Greytown is a town situated on the banks of a tributary of the Umvoti River in a richly fertile timber-producing area of KwaZulu-Natal, South Africa.

History
Greytown was established in the 1850s and named after the governor of the Cape Colony Sir George Edward Grey who later became Premier of New Zealand. A Lutheran church was built in 1854. A church bell which was brought to the town for the Dutch Reformed Church in 1861 to summon worshipers. The Dutch and English congregations were the centre of a series of theological arguments and the church bell was stolen and buried, only to be found 74 years later upon the construction of some cottages near the old church. A strikingly designed Town Hall was opened in 1904. In 1906 following a poll tax and other oppressive measures imposed on the Zulus, the Bambatha Rebellion took place.

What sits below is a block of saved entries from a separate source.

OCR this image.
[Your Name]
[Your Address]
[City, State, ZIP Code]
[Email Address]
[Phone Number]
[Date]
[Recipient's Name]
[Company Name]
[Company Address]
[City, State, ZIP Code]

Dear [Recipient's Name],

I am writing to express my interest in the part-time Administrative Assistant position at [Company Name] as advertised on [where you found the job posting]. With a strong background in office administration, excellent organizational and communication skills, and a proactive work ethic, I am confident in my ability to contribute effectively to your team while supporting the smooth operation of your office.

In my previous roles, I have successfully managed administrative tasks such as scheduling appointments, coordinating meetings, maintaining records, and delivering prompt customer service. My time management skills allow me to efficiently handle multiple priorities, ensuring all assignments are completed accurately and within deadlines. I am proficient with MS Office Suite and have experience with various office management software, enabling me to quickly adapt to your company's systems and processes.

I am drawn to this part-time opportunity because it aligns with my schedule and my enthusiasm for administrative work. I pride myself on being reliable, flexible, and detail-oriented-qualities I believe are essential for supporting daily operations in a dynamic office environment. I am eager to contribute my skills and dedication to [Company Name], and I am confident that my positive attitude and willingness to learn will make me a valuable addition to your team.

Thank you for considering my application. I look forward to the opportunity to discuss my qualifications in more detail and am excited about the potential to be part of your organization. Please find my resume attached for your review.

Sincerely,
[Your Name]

The final resting place of Sarie Marais is at Greytown. Sarie was a legendary Voortrekker woman who died, aged 37, with the birth of her 11th child and is immortalised by the eponymous song, an indelible part of South African culture.
Louis Botha, the Second Boer War General and first Prime Minister of the Union of South Africa, was born on a farm 5 km south of Greytown. The old farmhouse was destroyed by British Forces during search and destroy operations. Louis Botha led the Boer forces during their victory over the British at the Battle of Spion Kop.

Artist Wonderboy Nxumalo was born in Greytown, and died there in 2008.

Education
Deutsche Schule Hermannsburg, a private school  away from Greytown, offers a bus service for students who reside in Greytown.

Wembley College is also a private school in Greytown. It has boarding and uses the Cambridge system.